Your sums were $\displaystyle 1+ 2+ 4+ \cdots+ 2^{19}+ 2^{20}$ and $\displaystyle 1+ 2+ 4+ \cdot\cdot\cdot+ 2^{29}+ 2^{20}$. Compare that to $\displaystyle a+ ar+ ar^2+ \cdot\cdot\cdot+ ar^n$. What do you think a, r, and n are in those sums?
Be careful though. The formula skeeter gave is for if you're adding twice what you had the previous day to the total. ie, you have 1 on day one, then you're given 2 more on day 2 (your total is 3), then you're given 4 more on day 3 (your total is 1 + 2 + 4 = 7), etc.
I think your question is just that your total is doubled every day, so on day 1 your total is 1, on day 2 your total is 2, on day 3, your total is 4, etc. This is much simpler to calculate. Look at the list of calculations mr fantastic posted and try to come up with a formula that gives you the total, based on the day (call it 'n' if you'd like). In this case there's a very simple formula.

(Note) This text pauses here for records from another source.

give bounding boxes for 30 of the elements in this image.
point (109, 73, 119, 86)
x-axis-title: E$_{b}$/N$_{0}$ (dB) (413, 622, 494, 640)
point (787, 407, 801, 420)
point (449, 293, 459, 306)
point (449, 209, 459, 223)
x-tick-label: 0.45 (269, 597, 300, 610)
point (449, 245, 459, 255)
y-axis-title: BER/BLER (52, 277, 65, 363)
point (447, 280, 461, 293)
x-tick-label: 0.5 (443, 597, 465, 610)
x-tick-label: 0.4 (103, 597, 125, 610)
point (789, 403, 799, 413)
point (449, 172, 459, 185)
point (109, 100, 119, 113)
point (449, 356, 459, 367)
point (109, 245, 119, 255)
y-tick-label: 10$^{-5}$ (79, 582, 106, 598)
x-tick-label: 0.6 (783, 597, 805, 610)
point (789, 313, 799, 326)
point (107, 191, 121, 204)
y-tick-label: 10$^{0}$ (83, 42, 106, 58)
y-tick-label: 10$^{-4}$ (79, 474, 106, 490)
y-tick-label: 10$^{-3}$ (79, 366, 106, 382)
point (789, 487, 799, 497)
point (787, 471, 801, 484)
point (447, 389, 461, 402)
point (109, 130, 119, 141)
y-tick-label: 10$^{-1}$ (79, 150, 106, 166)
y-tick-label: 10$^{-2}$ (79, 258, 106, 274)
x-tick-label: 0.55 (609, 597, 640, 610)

Maybe I'm just misunderstanding the question... isn't he just looking for a specific term in the series, not a sum? Sorry if I'm just making this worse, but to me it looks like he just needs to find terms 20 and 30 of a geometric series.
The question says "you have one penny the first day of the month and double your savings each day", which looks more similar to a percent interest problem, where you just have to find the term n, in the series.
If I'm completely out to lunch just ignore me, I'll leave you guys to help, but I really think that's what the question's asking for. Maybe the OP can help clarify exactly what the question is asking for?
Yeah, I definitely see what you mean. It's the phrase "double your savings each day" that's getting me. It sounds to me like a compounding interest problem, with an interest rate of 100% per day, compounded daily. Like on day 1 you have a singular penny, and that's your 'savings'. Day 2, you 'double your savings', so you now have 2 pennies and those 2 pennies represent your savings. Then day 3, again you 'double your savings', meaning you now have 4 pennies, and those represent your savings as of day 3. If you're adding one penny to your savings the first day, 2 pennies the second day, 4 pennies the third day, etc, you're not really "doubl[ing] your savings every day" at all. You're adding to your savings twice what you added the previous day.
I guess we can leave it up to the OP to decide. I don't think there's much trouble with the math itself either way, so there's not really much point arguing. The OP probably has more context based on the other stuff he/she is doing to be able to figure out which the question is asking for.